Revising Essays: A Word of Advice

Dale Larson 
Grays Harbor College
        College essays are partial products in the process of education. They are attempts at expression and tests of thought. Their purpose is developing clarity of expression and cogency of thought. Each one represents a trial run of your growing command of verbal skill. Obviously, the immediate perfection of your skill isn't expected or anticipated, but it should be desired. I hope to encourage it through revision.

        Etymologically, revision is a fancy Latin term for reseeing — or reviewing — a written work. But in writing the form it takes is special. Beyond the common view that revision fixes only bad grammatical and mechanical errors, revision more commonly views grammar, rhetoric, and logic again to enable good reading. Simply, revision is a writer's way of achieving readability, signaling one's concern to keep a reader's needs in mind. Of course, that isn't easy since at their desks all authors doze. Inattention, prejudice, negligence, and the old sleep of reason sometimes take writers into dream worlds where readers drift far from consciousness. Such authors commune with their own thoughts, but they don't communicate.
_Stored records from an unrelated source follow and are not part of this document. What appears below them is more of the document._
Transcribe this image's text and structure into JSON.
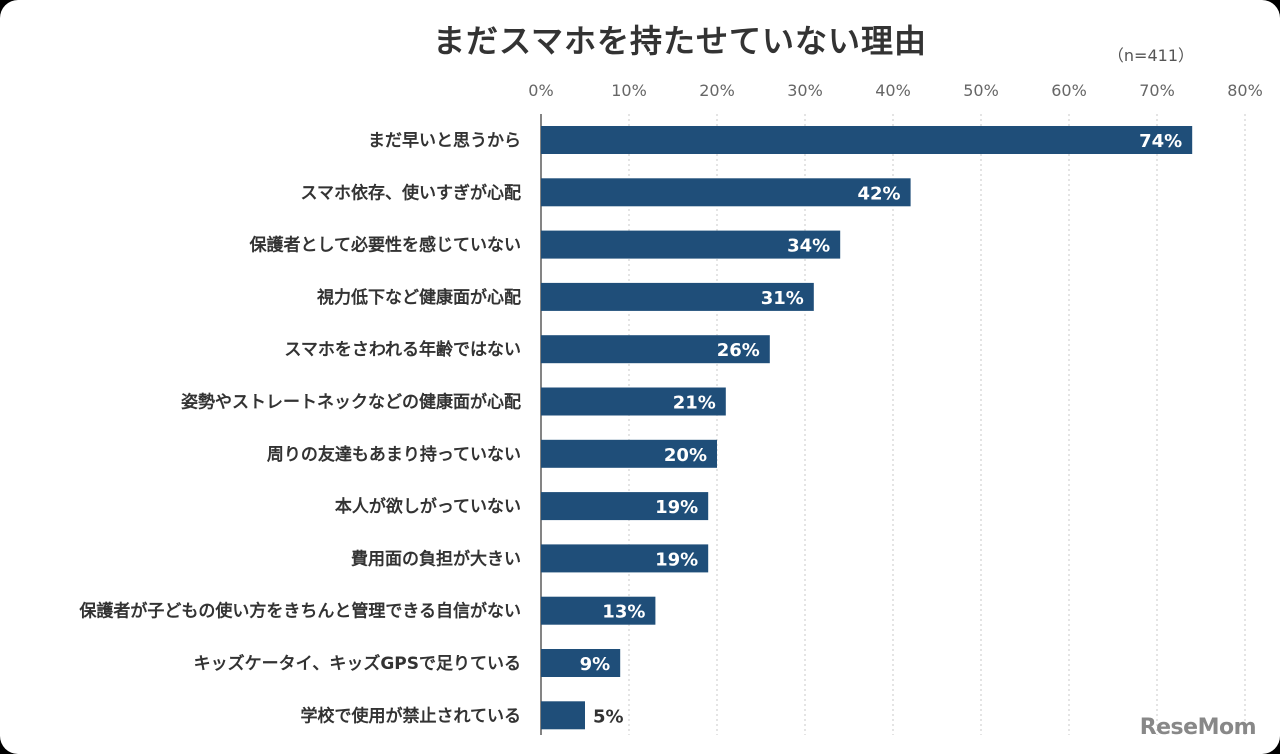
{
  "chart_data": {
    "type": "bar",
    "orientation": "horizontal",
    "title": "まだスマホを持たせていない理由",
    "subtitle": "（n=411）",
    "xlim": [
      0,
      80
    ],
    "ticks": [
      "0%",
      "10%",
      "20%",
      "30%",
      "40%",
      "50%",
      "60%",
      "70%",
      "80%"
    ],
    "grid": true,
    "bar_color": "#1f4e79",
    "categories": [
      "まだ早いと思うから",
      "スマホ依存、使いすぎが心配",
      "保護者として必要性を感じていない",
      "視力低下など健康面が心配",
      "スマホをさわれる年齢ではない",
      "姿勢やストレートネックなどの健康面が心配",
      "周りの友達もあまり持っていない",
      "本人が欲しがっていない",
      "費用面の負担が大きい",
      "保護者が子どもの使い方をきちんと管理できる自信がない",
      "キッズケータイ、キッズGPSで足りている",
      "学校で使用が禁止されている"
    ],
    "values": [
      74,
      42,
      34,
      31,
      26,
      21,
      20,
      19,
      19,
      13,
      9,
      5
    ],
    "labels": [
      "74%",
      "42%",
      "34%",
      "31%",
      "26%",
      "21%",
      "20%",
      "19%",
      "19%",
      "13%",
      "9%",
      "5%"
    ]
  },
  "watermark": "ReseMom"
}
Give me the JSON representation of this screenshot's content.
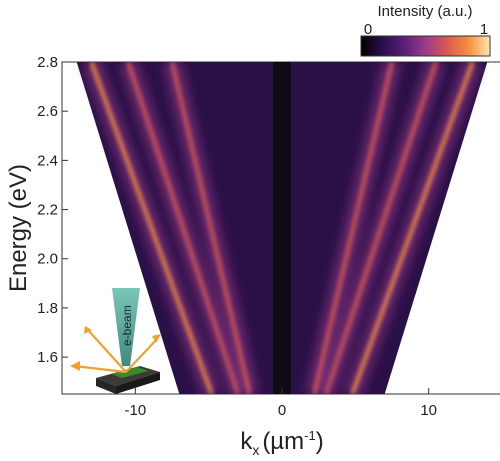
{
  "chart_data": {
    "type": "heatmap",
    "xlabel_main": "k",
    "xlabel_sub": "x",
    "xlabel_unit": "(µm",
    "xlabel_exp": "-1",
    "xlabel_close": ")",
    "ylabel": "Energy (eV)",
    "xlim": [
      -15,
      15
    ],
    "ylim": [
      1.45,
      2.8
    ],
    "x_ticks": [
      -10,
      0,
      10
    ],
    "x_tick_labels": [
      "-10",
      "0",
      "10"
    ],
    "y_ticks": [
      1.6,
      1.8,
      2.0,
      2.2,
      2.4,
      2.6,
      2.8
    ],
    "y_tick_labels": [
      "1.6",
      "1.8",
      "2.0",
      "2.2",
      "2.4",
      "2.6",
      "2.8"
    ],
    "colorbar": {
      "label": "Intensity (a.u.)",
      "min_label": "0",
      "max_label": "1",
      "colors": [
        "#000000",
        "#2a0f4a",
        "#5a1f78",
        "#9a3a8a",
        "#d85a50",
        "#f59040",
        "#ffe6b0"
      ]
    },
    "data_region": {
      "k_edge_bottom": 7.0,
      "k_edge_top": 14.0,
      "masked_k_range": [
        -0.6,
        0.6
      ]
    },
    "bands": [
      {
        "k_at_1_45": 3.0,
        "k_at_2_8": 10.5
      },
      {
        "k_at_1_45": 4.8,
        "k_at_2_8": 13.0
      },
      {
        "k_at_1_45": 2.2,
        "k_at_2_8": 7.5
      }
    ],
    "inset": {
      "label": "e-beam",
      "beam_color": "#5aa59a",
      "sample_color": "#3a8a2a",
      "arrow_color": "#f0a030"
    }
  }
}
        My job is to represent those readers. In a way it is a professional editor's job. But for a teacher it is twice complicated by student numbers — always too many — and also by student inexperience. Unlike professional authors, you write neither for love nor money — unless grades be counted — nor for intrinsic motives. College assignments aim at the learning process, not published products. So the artificiality of motive and aim, combined with your inexperience, work often to give you a double dose of reader unconsciousness. Sleeping sickness I call it.

        Of course, I get it too. I stay up writing comments meant to suggest how you can remember readers. Naturally, they are nothing more than the idea you have of your real or implied readers in the act of reading your writing. But frequently you have only the absence of an idea, or more likely an unconscious one, one needing acknowledgment or (occasionally) abandonment. But again, you may have an over-conscious idea, one producing silence or garrulity as a result. Either way, my task is to give you an "idea" of at least one reader's reading, helping you resee by revising your essays. Good reading is my aim.

        Generally it is a product of two influences: my suggestions and your second thoughts. Keep both in mind in revising your essays.